The weekly problem sets are where you will apply the material you learned in class, and develop a
deeper understanding of the material. Problem sets are released every Thursday at noon, and are
due in exactly one week. Solutions are not provided for the problem sets: this is to encourage you to
consult with TAs, your fellow students, and the instructors to identify shortcomings in your grasp of
the material.
Crowdmark. . . . . . . . . . . . . . . . . . . . . . . . . . . . . . . . . . . . . . . . . . . . . . . . . . . . . . . . . . . . . . . . . . . . . . . . . . . . . . . . . . . . . . . . . . . . . . . . . . . . . . . . . . .
To help you effectively get feedback on your problem sets and midterm exam, we are using Crowd-
mark for all graded assessments, so that we can give more detailed feedback and you can easily
access it.
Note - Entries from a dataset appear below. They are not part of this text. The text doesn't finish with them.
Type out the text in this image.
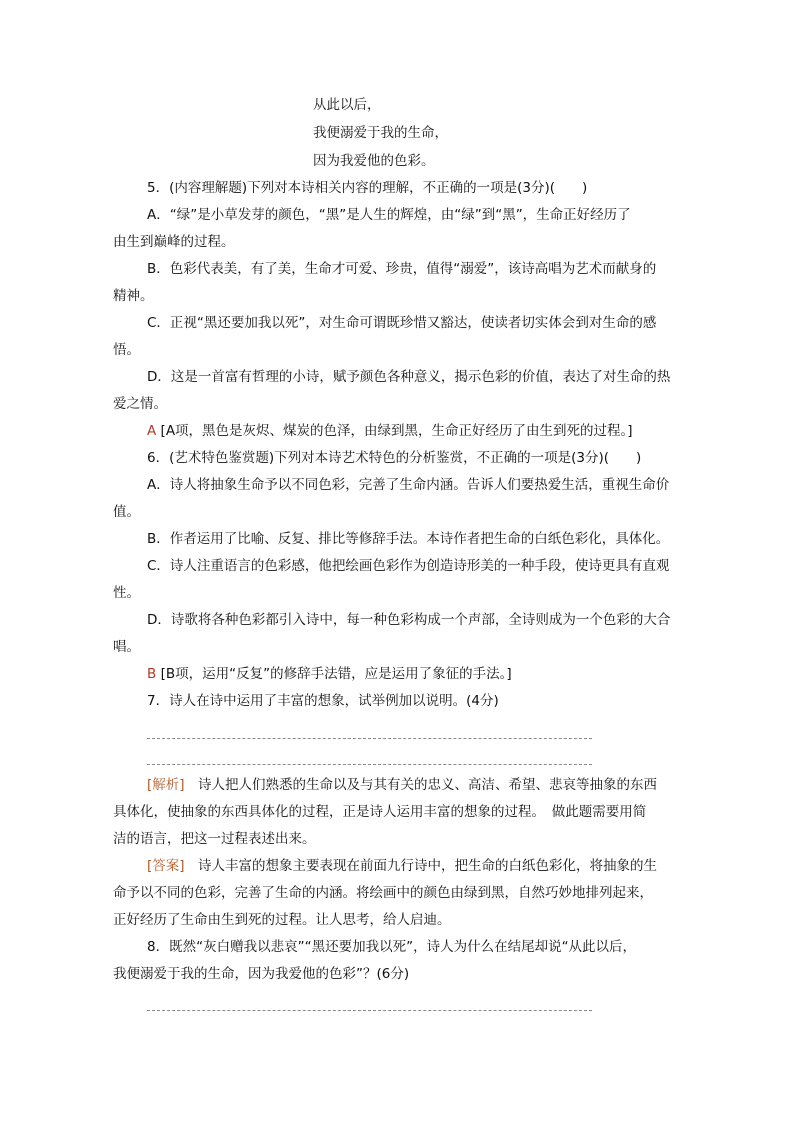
从此以后，
我便溺爱于我的生命，
因为我爱他的色彩。
5．(内容理解题)下列对本诗相关内容的理解，不正确的一项是(3分)(　　)
A．“绿”是小草发芽的颜色，“黑”是人生的辉煌，由“绿”到“黑”，生命正好经历了
由生到巅峰的过程。
B．色彩代表美，有了美，生命才可爱、珍贵，值得“溺爱”，该诗高唱为艺术而献身的
精神。
C．正视“黑还要加我以死”，对生命可谓既珍惜又豁达，使读者切实体会到对生命的感
悟。
D．这是一首富有哲理的小诗，赋予颜色各种意义，揭示色彩的价值，表达了对生命的热
爱之情。
A [A项，黑色是灰烬、煤炭的色泽，由绿到黑，生命正好经历了由生到死的过程。]
6．(艺术特色鉴赏题)下列对本诗艺术特色的分析鉴赏，不正确的一项是(3分)(　　)
A．诗人将抽象生命予以不同色彩，完善了生命内涵。告诉人们要热爱生活，重视生命价
值。
B．作者运用了比喻、反复、排比等修辞手法。本诗作者把生命的白纸色彩化，具体化。
C．诗人注重语言的色彩感，他把绘画色彩作为创造诗形美的一种手段，使诗更具有直观
性。
D．诗歌将各种色彩都引入诗中，每一种色彩构成一个声部，全诗则成为一个色彩的大合
唱。
B [B项，运用“反复”的修辞手法错，应是运用了象征的手法。]
7．诗人在诗中运用了丰富的想象，试举例加以说明。(4分)
[解析]　诗人把人们熟悉的生命以及与其有关的忠义、高洁、希望、悲哀等抽象的东西
具体化，使抽象的东西具体化的过程，正是诗人运用丰富的想象的过程。　做此题需要用简
洁的语言，把这一过程表述出来。
[答案]　诗人丰富的想象主要表现在前面九行诗中，把生命的白纸色彩化，将抽象的生
命予以不同的色彩，完善了生命的内涵。将绘画中的颜色由绿到黑，自然巧妙地排列起来，
正好经历了生命由生到死的过程。让人思考，给人启迪。
8．既然“灰白赠我以悲哀”“黑还要加我以死”，诗人为什么在结尾却说“从此以后，
我便溺爱于我的生命，因为我爱他的色彩”？(6分)
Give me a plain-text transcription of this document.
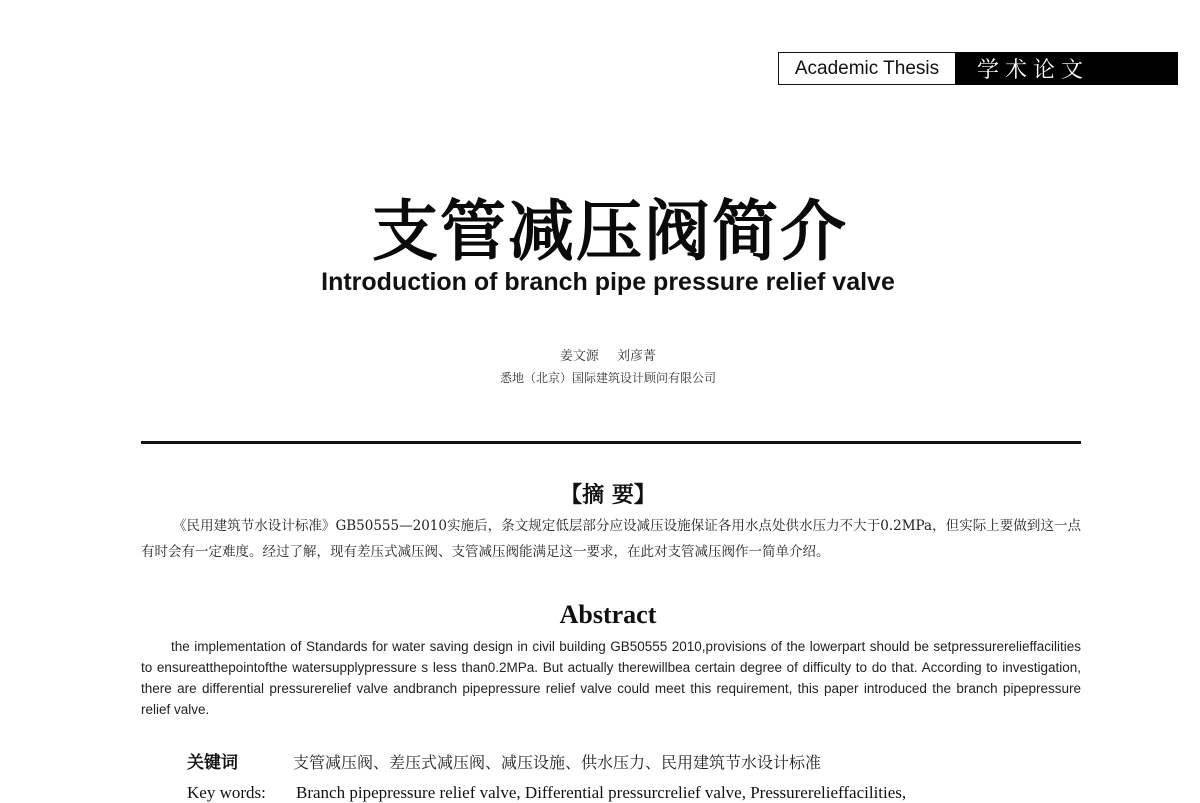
Academic Thesis	学术论文
支管减压阀简介
Introduction of branch pipe pressure relief valve
姜文源 刘彦菁
悉地（北京）国际建筑设计顾问有限公司
【摘 要】

《民用建筑节水设计标准》GB50555—2010实施后，条文规定低层部分应设减压设施保证各用水点处供水压力不大于0.2MPa，但实际上要做到这一点有时会有一定难度。经过了解，现有差压式减压阀、支管减压阀能满足这一要求，在此对支管减压阀作一简单介绍。

Abstract

the implementation of Standards for water saving design in civil building GB50555 2010,provisions of the lowerpart should be setpressurerelieffacilities to ensureatthepointofthe watersupplypressure s less than0.2MPa. But actually therewillbea certain degree of difficulty to do that. According to investigation, there are differential pressurerelief valve andbranch pipepressure relief valve could meet this requirement, this paper introduced the branch pipepressure relief valve.

关键词	支管减压阀、差压式减压阀、减压设施、供水压力、民用建筑节水设计标准
Key words:	Branch pipepressure relief valve, Differential pressurcrelief valve, Pressurerelieffacilities,
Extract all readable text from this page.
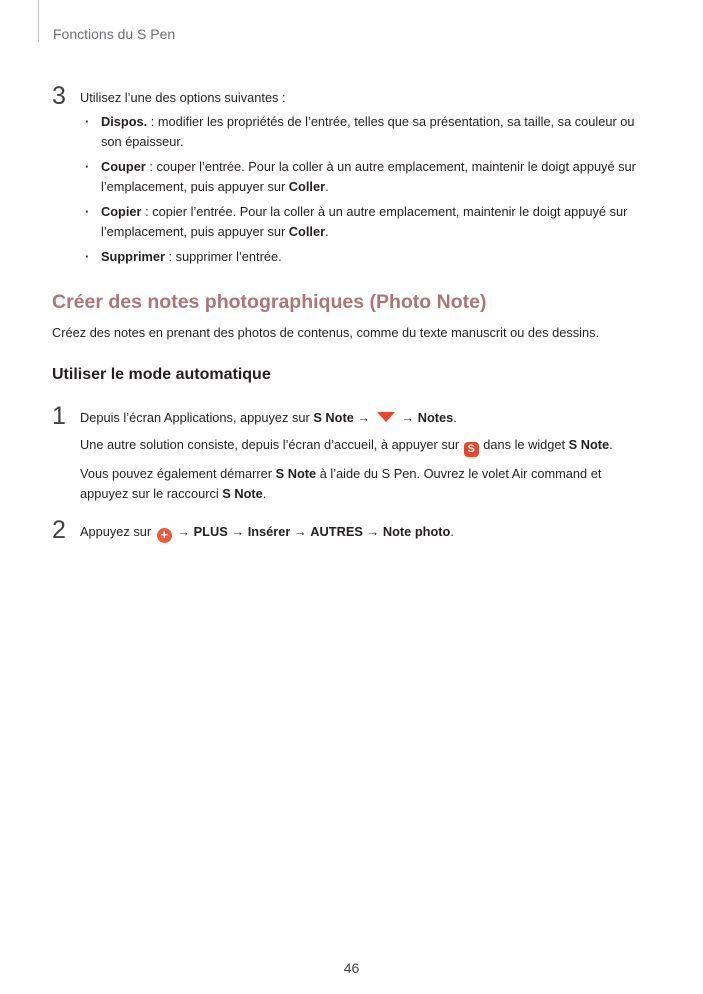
Fonctions du S Pen
3 Utilisez l’une des options suivantes :

· Dispos. : modifier les propriétés de l’entrée, telles que sa présentation, sa taille, sa couleur ou son épaisseur.
· Couper : couper l’entrée. Pour la coller à un autre emplacement, maintenir le doigt appuyé sur l’emplacement, puis appuyer sur Coller.
· Copier : copier l’entrée. Pour la coller à un autre emplacement, maintenir le doigt appuyé sur l’emplacement, puis appuyer sur Coller.
· Supprimer : supprimer l’entrée.
Créer des notes photographiques (Photo Note)

Créez des notes en prenant des photos de contenus, comme du texte manuscrit ou des dessins.

Utiliser le mode automatique
1 Depuis l’écran Applications, appuyez sur S Note →  → Notes.

Une autre solution consiste, depuis l’écran d’accueil, à appuyer sur S dans le widget S Note.

Vous pouvez également démarrer S Note à l’aide du S Pen. Ouvrez le volet Air command et appuyez sur le raccourci S Note.

2 Appuyez sur + → PLUS → Insérer → AUTRES → Note photo.

46
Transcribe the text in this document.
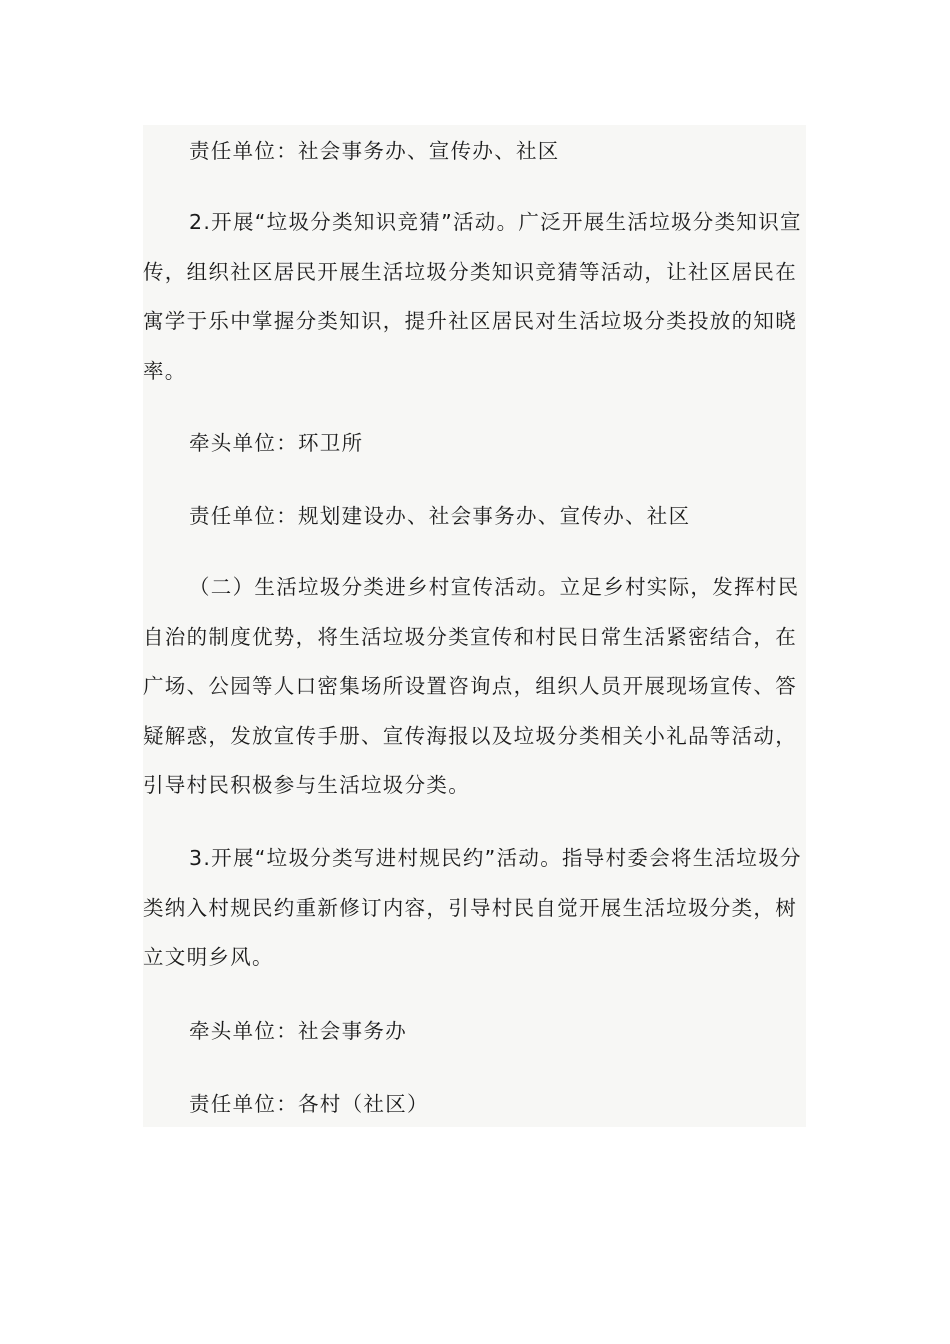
责任单位：社会事务办、宣传办、社区

2.开展“垃圾分类知识竞猜”活动。广泛开展生活垃圾分类知识宣传，组织社区居民开展生活垃圾分类知识竞猜等活动，让社区居民在寓学于乐中掌握分类知识，提升社区居民对生活垃圾分类投放的知晓率。

牵头单位：环卫所

责任单位：规划建设办、社会事务办、宣传办、社区

（二）生活垃圾分类进乡村宣传活动。立足乡村实际，发挥村民自治的制度优势，将生活垃圾分类宣传和村民日常生活紧密结合，在广场、公园等人口密集场所设置咨询点，组织人员开展现场宣传、答疑解惑，发放宣传手册、宣传海报以及垃圾分类相关小礼品等活动，引导村民积极参与生活垃圾分类。

3.开展“垃圾分类写进村规民约”活动。指导村委会将生活垃圾分类纳入村规民约重新修订内容，引导村民自觉开展生活垃圾分类，树立文明乡风。

牵头单位：社会事务办

责任单位：各村（社区）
In particular, all problem sets must be turned in via Crowdmark. Uploads to Crowdmark
must be legible - if a grader cannot read your file, it will not be marked and you will not be allowed
to resubmit it. In particular, you must ensure that all your scans/photos are rotated properly, and
the problems must be in the right order. You will receive a 0 for problems that are improperly
scanned.
If you would like to request a regrade on an assessment, you will need to make a written submission
on Crowdmark explaining what you believe was marked incorrectly. TAs will not discuss grading
in tutorials. If an assessment is regraded, it will be carefully scrutinized, and your mark may go down.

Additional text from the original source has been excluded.